In other words, a few simple expansions would effectively make this product a postal bank account, the first since the original postal banking system shut down in 1967 after 56 years in operation. At its height, four million Americans had bank accounts at the post office.
A modern postal banking system could underprice non-bank financial products and give people with little or no access to financial services the ability to use the USPS network of 31,000 facilities, extending to every ZIP code in the country. Adding revenue for a Postal Service with shrinking mail volume is a secondary benefit.
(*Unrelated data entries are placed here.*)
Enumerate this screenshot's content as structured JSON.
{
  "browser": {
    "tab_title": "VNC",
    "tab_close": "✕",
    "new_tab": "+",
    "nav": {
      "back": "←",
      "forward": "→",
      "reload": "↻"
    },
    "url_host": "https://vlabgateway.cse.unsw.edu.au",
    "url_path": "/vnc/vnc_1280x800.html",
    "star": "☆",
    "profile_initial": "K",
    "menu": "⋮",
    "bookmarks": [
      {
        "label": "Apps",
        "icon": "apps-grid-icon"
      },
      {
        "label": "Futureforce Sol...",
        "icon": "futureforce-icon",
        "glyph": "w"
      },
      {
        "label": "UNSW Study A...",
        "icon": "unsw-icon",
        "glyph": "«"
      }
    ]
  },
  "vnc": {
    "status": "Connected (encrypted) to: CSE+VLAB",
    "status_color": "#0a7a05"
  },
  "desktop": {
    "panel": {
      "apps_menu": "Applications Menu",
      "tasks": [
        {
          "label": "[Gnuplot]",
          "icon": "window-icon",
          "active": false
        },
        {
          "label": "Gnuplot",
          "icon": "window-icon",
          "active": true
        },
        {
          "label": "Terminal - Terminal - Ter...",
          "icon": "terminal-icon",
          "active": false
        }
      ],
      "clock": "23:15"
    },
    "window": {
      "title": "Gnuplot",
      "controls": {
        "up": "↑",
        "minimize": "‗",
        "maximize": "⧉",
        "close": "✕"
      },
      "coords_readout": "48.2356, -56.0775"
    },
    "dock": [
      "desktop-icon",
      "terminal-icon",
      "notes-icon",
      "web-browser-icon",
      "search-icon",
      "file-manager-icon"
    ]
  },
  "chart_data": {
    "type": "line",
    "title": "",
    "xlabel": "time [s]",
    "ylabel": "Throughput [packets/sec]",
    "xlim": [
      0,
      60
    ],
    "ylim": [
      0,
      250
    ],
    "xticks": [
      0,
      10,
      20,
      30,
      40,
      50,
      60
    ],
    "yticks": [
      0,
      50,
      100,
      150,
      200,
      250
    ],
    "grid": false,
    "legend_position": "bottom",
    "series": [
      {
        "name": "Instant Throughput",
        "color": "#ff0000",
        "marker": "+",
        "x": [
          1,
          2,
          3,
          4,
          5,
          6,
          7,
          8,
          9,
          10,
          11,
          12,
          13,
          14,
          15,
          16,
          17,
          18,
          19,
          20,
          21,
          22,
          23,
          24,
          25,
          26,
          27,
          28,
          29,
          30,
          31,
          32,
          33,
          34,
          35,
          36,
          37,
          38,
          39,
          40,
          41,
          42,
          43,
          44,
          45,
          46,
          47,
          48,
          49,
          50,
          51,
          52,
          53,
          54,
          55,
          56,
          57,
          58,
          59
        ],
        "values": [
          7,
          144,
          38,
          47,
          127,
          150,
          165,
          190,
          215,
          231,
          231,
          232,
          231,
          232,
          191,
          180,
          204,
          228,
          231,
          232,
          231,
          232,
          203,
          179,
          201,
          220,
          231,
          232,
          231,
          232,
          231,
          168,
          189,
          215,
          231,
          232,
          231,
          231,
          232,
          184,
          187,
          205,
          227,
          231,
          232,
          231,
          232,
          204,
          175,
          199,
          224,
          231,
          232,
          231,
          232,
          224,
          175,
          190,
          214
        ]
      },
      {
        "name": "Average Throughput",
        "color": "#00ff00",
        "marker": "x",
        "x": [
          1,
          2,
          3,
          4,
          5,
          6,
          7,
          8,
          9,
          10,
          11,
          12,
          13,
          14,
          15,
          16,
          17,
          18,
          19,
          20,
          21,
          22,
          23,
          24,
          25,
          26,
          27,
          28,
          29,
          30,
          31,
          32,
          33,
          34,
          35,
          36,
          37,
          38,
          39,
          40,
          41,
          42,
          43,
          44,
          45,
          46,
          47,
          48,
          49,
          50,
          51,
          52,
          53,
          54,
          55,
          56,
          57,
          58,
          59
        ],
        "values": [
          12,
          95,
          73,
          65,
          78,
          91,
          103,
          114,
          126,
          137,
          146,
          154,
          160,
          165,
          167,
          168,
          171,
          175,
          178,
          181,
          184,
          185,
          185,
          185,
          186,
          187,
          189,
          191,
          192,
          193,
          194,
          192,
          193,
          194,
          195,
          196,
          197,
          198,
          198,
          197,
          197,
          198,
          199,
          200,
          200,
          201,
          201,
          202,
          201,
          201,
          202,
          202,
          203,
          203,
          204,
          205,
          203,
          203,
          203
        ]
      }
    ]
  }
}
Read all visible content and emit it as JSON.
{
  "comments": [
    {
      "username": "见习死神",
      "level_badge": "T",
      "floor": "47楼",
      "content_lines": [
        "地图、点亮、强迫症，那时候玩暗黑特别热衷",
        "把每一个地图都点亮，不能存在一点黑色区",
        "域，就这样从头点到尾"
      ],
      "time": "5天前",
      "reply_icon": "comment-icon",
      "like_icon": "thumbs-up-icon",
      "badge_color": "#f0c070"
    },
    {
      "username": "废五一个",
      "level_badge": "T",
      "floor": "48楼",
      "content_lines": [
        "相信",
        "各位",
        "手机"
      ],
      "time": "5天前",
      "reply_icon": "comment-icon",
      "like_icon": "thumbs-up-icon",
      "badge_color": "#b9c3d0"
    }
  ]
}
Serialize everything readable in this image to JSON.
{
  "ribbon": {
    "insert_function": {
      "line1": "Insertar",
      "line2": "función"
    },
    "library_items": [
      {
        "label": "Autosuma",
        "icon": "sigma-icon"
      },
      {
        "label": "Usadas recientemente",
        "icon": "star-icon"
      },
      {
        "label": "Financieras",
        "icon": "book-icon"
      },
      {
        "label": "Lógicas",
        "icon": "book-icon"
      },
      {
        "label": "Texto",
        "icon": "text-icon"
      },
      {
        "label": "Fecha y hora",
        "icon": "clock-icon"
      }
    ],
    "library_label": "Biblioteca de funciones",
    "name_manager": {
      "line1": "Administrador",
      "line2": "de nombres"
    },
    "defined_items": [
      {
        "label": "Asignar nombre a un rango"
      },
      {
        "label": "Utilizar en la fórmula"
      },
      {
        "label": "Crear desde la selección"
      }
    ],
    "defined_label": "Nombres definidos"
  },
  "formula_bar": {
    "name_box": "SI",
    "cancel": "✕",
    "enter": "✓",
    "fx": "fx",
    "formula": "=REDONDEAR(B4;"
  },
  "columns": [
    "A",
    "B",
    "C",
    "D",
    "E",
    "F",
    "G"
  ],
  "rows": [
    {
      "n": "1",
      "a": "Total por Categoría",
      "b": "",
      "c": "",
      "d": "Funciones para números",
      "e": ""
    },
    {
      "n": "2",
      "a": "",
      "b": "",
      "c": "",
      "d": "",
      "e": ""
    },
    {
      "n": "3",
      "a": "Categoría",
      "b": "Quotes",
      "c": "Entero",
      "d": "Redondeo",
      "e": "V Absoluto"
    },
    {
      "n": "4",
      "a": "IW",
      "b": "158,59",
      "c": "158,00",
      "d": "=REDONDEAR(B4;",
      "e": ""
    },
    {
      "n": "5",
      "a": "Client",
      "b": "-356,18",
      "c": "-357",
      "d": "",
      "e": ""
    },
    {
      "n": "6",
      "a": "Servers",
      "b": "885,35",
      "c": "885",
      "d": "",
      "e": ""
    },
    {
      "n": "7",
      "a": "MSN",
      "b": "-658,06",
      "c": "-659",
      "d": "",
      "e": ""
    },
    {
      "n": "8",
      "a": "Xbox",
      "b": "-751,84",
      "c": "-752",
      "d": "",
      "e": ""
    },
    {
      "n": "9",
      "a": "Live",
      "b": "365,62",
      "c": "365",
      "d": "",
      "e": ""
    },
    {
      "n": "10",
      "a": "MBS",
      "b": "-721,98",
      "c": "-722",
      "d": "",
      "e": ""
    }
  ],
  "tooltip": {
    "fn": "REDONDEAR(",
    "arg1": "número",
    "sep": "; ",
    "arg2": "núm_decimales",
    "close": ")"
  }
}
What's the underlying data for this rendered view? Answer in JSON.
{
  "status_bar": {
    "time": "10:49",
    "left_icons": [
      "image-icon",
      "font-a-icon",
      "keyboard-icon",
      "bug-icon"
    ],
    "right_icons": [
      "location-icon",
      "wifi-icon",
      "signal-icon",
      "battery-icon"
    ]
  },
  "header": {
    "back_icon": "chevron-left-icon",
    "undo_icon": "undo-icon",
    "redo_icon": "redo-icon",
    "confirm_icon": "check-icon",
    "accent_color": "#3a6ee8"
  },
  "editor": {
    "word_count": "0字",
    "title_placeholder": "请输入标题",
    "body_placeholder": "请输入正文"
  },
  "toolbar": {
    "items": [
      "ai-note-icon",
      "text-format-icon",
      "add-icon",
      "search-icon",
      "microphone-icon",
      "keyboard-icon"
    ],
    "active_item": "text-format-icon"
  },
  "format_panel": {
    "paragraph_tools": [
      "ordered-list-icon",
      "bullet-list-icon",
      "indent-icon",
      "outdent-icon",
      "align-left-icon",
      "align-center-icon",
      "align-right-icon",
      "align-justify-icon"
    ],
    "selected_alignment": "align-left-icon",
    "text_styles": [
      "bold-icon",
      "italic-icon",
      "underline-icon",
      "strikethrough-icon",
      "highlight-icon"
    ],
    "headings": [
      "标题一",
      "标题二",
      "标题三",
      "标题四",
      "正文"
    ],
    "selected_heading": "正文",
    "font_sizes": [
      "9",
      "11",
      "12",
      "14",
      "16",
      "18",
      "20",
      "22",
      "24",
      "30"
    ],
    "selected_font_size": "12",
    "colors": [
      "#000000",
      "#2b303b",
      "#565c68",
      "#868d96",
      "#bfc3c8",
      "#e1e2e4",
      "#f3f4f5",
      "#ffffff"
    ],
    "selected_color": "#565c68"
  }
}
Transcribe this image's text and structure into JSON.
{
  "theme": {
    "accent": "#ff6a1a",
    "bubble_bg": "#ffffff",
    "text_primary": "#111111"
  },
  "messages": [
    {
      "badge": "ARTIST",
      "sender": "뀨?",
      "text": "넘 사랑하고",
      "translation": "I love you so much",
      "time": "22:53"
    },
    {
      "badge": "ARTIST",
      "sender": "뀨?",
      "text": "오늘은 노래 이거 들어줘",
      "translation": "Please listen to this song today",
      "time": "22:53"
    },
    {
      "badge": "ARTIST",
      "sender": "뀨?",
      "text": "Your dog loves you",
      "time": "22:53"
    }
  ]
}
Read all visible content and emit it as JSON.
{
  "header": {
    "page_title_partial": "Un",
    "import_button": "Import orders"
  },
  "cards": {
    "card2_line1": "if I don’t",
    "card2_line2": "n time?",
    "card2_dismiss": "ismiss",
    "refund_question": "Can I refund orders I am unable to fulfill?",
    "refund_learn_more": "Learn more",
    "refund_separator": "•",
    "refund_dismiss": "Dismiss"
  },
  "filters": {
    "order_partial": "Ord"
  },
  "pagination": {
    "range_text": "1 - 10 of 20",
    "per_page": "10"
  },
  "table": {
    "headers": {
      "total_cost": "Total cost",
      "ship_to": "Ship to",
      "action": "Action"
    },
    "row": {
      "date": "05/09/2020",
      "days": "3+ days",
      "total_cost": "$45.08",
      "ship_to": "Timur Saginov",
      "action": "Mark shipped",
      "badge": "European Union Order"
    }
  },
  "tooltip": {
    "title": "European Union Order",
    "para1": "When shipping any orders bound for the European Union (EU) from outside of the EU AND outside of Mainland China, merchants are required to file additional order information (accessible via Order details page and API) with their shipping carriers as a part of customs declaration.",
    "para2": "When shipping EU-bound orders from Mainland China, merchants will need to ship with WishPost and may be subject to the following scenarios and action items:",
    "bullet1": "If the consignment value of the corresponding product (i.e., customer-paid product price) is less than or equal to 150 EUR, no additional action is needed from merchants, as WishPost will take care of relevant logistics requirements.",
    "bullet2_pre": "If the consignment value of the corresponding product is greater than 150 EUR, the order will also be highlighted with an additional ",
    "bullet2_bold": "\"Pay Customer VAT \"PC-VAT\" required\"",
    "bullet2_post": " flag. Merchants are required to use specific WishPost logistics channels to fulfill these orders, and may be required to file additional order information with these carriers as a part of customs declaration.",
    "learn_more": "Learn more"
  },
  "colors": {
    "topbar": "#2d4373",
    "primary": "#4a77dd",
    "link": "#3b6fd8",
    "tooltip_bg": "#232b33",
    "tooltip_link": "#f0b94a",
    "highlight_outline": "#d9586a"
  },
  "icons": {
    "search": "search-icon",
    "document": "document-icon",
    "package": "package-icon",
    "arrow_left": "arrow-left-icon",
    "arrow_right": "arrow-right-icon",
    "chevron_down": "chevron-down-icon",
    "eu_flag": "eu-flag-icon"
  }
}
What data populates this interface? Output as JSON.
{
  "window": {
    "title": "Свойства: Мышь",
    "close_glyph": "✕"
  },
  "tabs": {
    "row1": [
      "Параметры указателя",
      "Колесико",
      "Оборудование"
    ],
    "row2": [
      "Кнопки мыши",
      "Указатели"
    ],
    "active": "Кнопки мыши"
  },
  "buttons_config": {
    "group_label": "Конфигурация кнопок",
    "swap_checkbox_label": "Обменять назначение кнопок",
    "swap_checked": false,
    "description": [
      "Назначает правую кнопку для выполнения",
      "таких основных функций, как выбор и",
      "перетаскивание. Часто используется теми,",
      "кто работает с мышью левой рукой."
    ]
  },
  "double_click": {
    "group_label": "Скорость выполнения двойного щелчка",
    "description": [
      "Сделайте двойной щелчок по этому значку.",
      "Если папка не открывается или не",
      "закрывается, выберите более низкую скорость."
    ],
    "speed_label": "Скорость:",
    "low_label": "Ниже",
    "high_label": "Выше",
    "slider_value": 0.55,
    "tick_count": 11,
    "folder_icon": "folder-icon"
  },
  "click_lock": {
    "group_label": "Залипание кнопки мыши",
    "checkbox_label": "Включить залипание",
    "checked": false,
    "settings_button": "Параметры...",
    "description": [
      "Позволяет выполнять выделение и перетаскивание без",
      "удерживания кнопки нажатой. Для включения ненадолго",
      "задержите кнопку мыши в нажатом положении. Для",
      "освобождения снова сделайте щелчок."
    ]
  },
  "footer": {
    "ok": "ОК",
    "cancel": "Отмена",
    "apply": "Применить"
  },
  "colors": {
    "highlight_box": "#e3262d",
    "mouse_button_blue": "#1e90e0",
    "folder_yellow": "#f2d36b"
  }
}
This is an excellent idea.
Not only could it provide revenue to the USPS and serve as an incentive to keep post offices open, but it would provide a meaningful alternative to the usurious check cashing operations that proliferate in poorer neighborhoods.
1 comments :
Note it goes on a card that surely has a transaction fee and of course gets a cut of purchases. Now, what do you want to bet DeJoy has a financial interest in the vendor of those cards?